Orient is a psychologically probing and intelligent page turner; one whose characters simply are larger than life thanks to Christopher Bollen's wonderful writing. Crime in a small town always draws links to nearly everyone, and you'll be hard pressed not to fall in love (or sympathy) with nearly everyone in it.
We meet an awkward lesbian student who is impregnated and married by a gay poetry professor in a 1960s college setting. And what unravels is a family torn apart by the boredom of domesticity and emotional erosion. And when Peggy runs off with one child but not the other, it sparks off a lifetime of identity crisis. See how the sins of the past carry on to the present, and if the lost siblings will ever meet.

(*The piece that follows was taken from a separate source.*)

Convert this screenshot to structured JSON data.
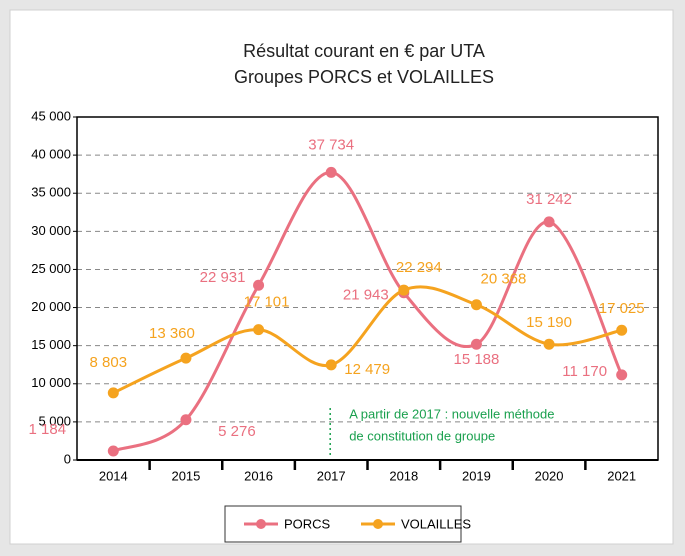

A suspenseful debut novel of desire, obsession, power, and vulnerability, in which a crisis of inheritance leads to the downfall of a wealthy family of Persian Jews in early twentieth-century Iran.

Haunting, suspenseful, and inspired by events in the author's own family, The Girl from the Garden is an evocative and poignant exploration of sacrifice, betrayal, and the indelible legacy of the families that forge us.
Failure is the one thing that many of us would like to avoid, but perhaps that's what makes us soft, unaccepting and fearful of the unknown? Author Jessica Lahey writes that parents must learn to allow their children to experience the disappointment and frustration that occur from life’s inevitable problems so that they can grow up to be successful, resilient, and self-reliant adults. Now that's something worth a change in perspectives.